Yeniden 12 Mart bahsine dönersek, o dönemin siyasî hareketine ve edebiyat ürünlerine yöneltilen en keskin eleştirinin “bireyin ihmal edilmesi” noktasında olduğunu söyleyebiliriz. Bu tarz eleştiriler, varolan toplumsal formasyon içerisinde doğru olarak görünse bile, tarihin farklı bir evresinin bugünkü kavramlarla değerlendirilmesinde ciddi bir çelişki çıkar ortaya. Edebi veya tarihsel bir metnin insanî pratikler yerine bütün zamanlara yayılmış soyut kuramlardan yola çıkması, o metnin gerçek tarihselliğini saptıran, bozan, değiştiren bir yaklaşımdır. Hangi bireyi anlatabilirdi ’70’lerin romanları? Tarihsel ve toplumsal bir olayı küçük burjuva entellektüelinin mutlaklaştırılmış bireyselliğiyle açıklamak mümkün müydü? Bugün bile Türk toplumu şu fetiş kategorimiz “birey”den yola çıkılarak kavranabilir mi?
Bütün kültürel oluşumlar gibi, edebiyat ve sanat ürünleri de yalnızca edebi ve sanatsal alanlar içinde filizlenmezler. İdeolojilerin öldüğünü, politikanın giderek önemsizleştiğini ilân eden yeni dünya düzeninde, medyanın görüntü ve haber bombardımanına marûz kalan bizler, meta üretiminin geldiği devasa boyutlar ve teknolojik gelişmeler karşısında; “çatışmalı bir gerçeklik içinde yabancılaşmış değiliz artık, kesin ve çelişkisiz bir gerçeklik tarafından dışlanmış bulunmaktayız!..” Türkiye’de son yirmi yıldır egemen olan roman okuma ve yazma kültürü, gerçeklere sırtını çeviren, görmeyen/duymayan/konuşmayan bir toplumsal yapı ile birbirini karşılıklı besleyerek gelişti. Yazarlar da aynı sürecin birer ürünü olarak değerlendirilebilir. Bütünü oluşturanlara göz atarsak, yayıncılar, kitabevleri, eleştirmenler, ödül müesseseleri, akademik kuruluşlar, dergiler, gazete ve televizyon kanalları, çevirmenler ve okuyucular da çıkar karşımıza. Saydığım bütün bu ögeleri kapsayacak biçimde; gündelik, siyasî ve edebi hayatların birbirinden bütünüyle ayrıldığı entellektüel bir şizofreniyi yaşıyoruz birlikte. Pratiklerimizin bir ön kabule dönüşen bu parçalanmışlığı, ideolojik ve politik sorgulanamazlığı, egemen ideolojiye ve onu yaratan sisteme boyun eğmek zorunda kalmışlığımızın, daha da kötüsü, onun nimetleriyle -sessizce- uzlaşmışlığımızın bir kanıtı olarak dikiliyor karşımıza.

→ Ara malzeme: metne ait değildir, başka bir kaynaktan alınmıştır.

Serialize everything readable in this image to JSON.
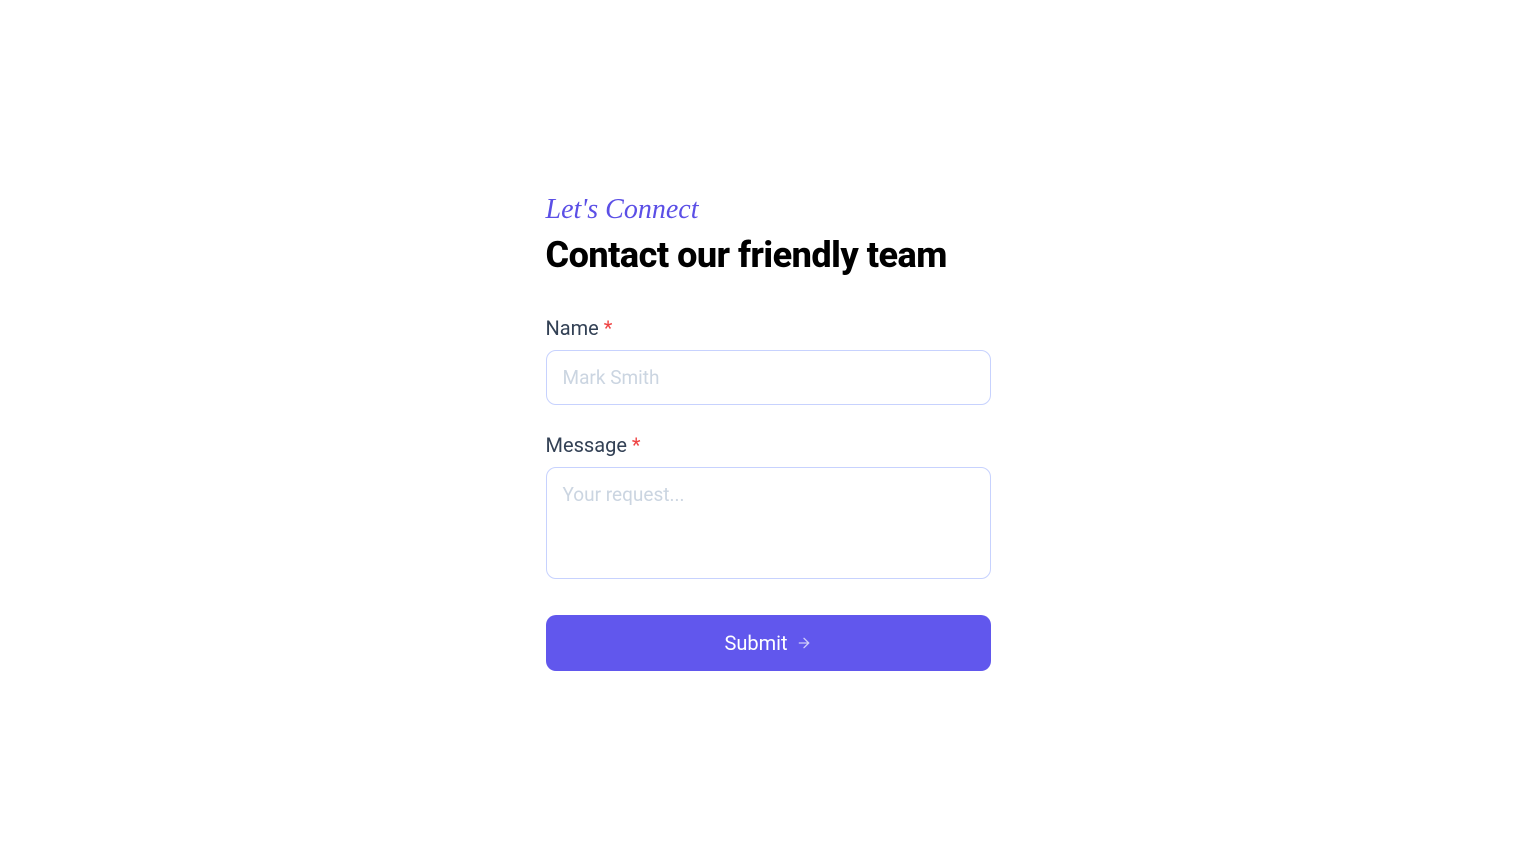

Son yirmi yılın toplumsal bilançosunda on binlerce insanın hayatını yitirdiği, çok daha fazlasının evini barkını terk edip göçe zorlandığı, gencecik insanların cezaevlerinde, yargısız infazlarda katledildiği, çetelerin en üst düzey yetkililerce korunduğu, yoksul kesimlerin giderek daha yoksullaştığı apaçık görülürken ve bu ülke aydınları düşüncelerinden dolayı mahkûm olup zindanları doldururken, böyle bir toplumsal yaşama, edebiyat ve sanat ürünlerinin de ayak uydurmasını, edebiyatın bu denli özerk olmasını, yaşananların romana yansımamasını kabullenmek pek mümkün görünmüyor. İşte böylesi anlarda, siyasî alanda ardına düştüğümüz gerçeklerin edebiyat ve sanata da yansımasını talep etmek, sanatı politikanın emrine vermek değil, sanata siyasî bir perspektiften de bakabilmektir.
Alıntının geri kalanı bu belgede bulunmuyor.